Thailand’s baht headed for a weekly decline and government bonds dropped on speculation the ruling coalition’s plan to push forward an amnesty bill for political protesters will trigger renewed tension.
The benchmark SET Index (SET) of shares fell by the most in six weeks yesterday after the leader of Prime Minister Yingluck Shinawatra’s Pheu Thai Party said late July 24 that a bill to pardon all wrongdoings in past political demonstrations will be tabled in August, according to the party’s website. The currency touched a one-week low today amid concern an economic slowdown in China, Thailand’s top export market, will hurt overseas sales.
“While sentiment is not so strong, any concern with regard to the political situation hurts the baht and Thai assets,” said Tohru Nishihama, an economist covering emerging markets at Dai-ichi Life Research Institute Inc. in Tokyo. “China slowdown concern is lingering and from the export perspective, it’s negative for the region.”

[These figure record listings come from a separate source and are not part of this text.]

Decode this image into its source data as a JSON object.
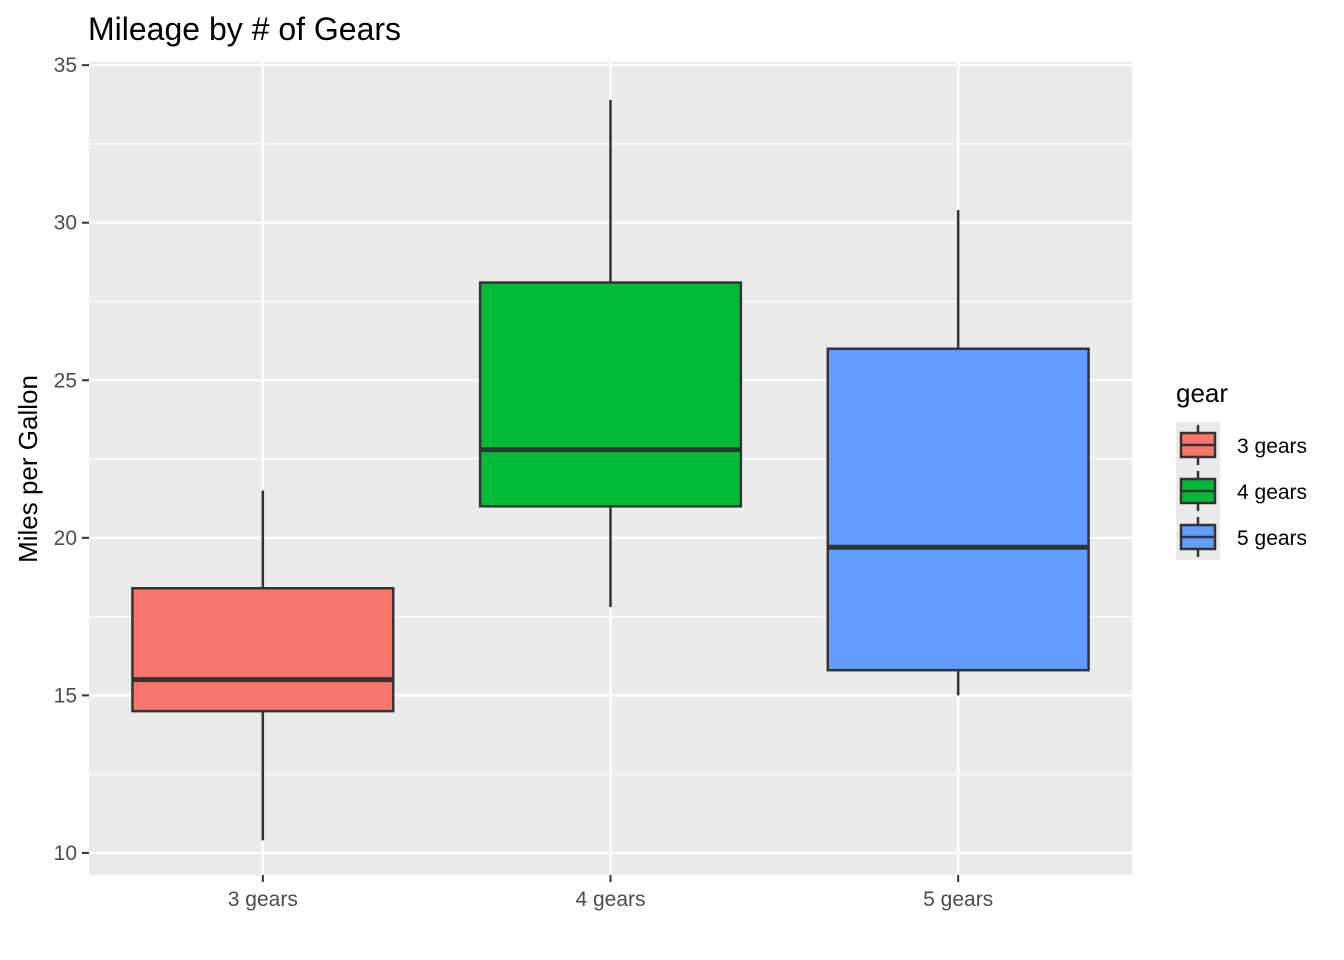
{
  "chart_data": {
    "type": "box",
    "title": "Mileage by # of Gears",
    "xlabel": "",
    "ylabel": "Miles per Gallon",
    "ylim": [
      9.3,
      35.1
    ],
    "y_ticks": [
      10,
      15,
      20,
      25,
      30,
      35
    ],
    "grid": true,
    "categories": [
      "3 gears",
      "4 gears",
      "5 gears"
    ],
    "series": [
      {
        "name": "3 gears",
        "color": "#F8766D",
        "min": 10.4,
        "q1": 14.5,
        "median": 15.5,
        "q3": 18.4,
        "max": 21.5
      },
      {
        "name": "4 gears",
        "color": "#00BA38",
        "min": 17.8,
        "q1": 21.0,
        "median": 22.8,
        "q3": 28.1,
        "max": 33.9
      },
      {
        "name": "5 gears",
        "color": "#619CFF",
        "min": 15.0,
        "q1": 15.8,
        "median": 19.7,
        "q3": 26.0,
        "max": 30.4
      }
    ],
    "legend": {
      "title": "gear",
      "position": "right",
      "items": [
        "3 gears",
        "4 gears",
        "5 gears"
      ]
    }
  }
}
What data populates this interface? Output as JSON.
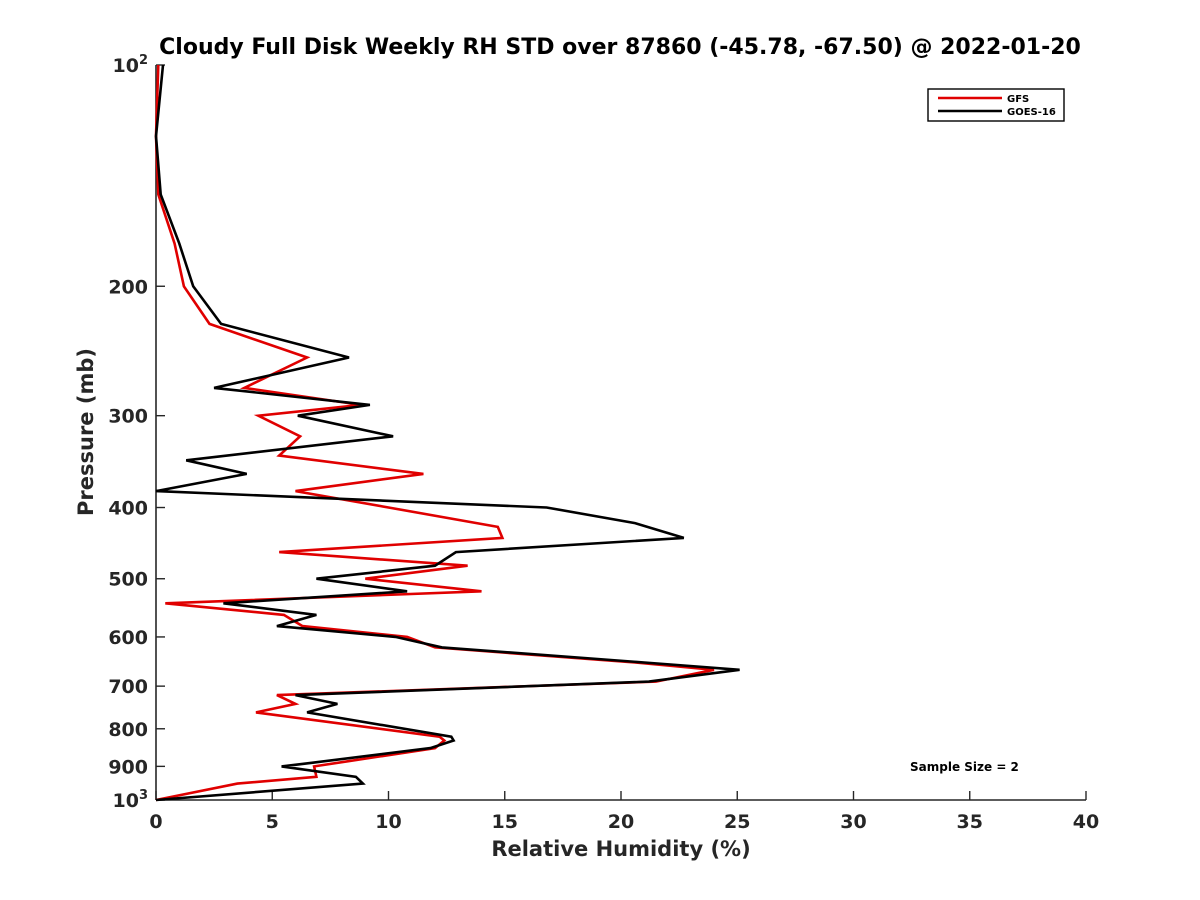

The baht fell 0.2 percent this week to 31.1 per dollar as of 8:57 a.m. in Bangkok and touched a one-week low of 31.17 earlier, according to data compiled by Bloomberg. It was little changed today after declining 0.5 percent yesterday. One-month implied volatility, a measure of expected moves in the exchange rate used to price options, dropped 70 basis points this week to 6.03 percent.
The proposed bill would pardon those involved in demonstrations, mainly supporters of the current government, after former Prime Minister Thaksin Shinawatra was toppled in a 2006 coup. Thaksin is Yingluck’s brother. The bill is negative for stocks and could lead to another round of demonstrations, according to a DBS Vickers research note released yesterday.
Exports increased 1.6 percent last month after a 5.3 percent decline in May, according to the median estimate in a Bloomberg survey before data due at 10 a.m. local time.
A Purchasing Managers Index from HSBC Holdings Plc and Markit Economics this week showed a preliminary reading for Chinese factory output of 47.7 in July, compared with a forecast for 48.2. China took 12 percent of Thai exports in the first five months of 2013, official data show.
The yield on the 3.625 percent bonds due June 2023 increased 14 basis points, or 0.14 percentage point, this week to 3.87 percent, according to data compiled by Bloomberg. The rate, which was steady today, was the highest since June 26.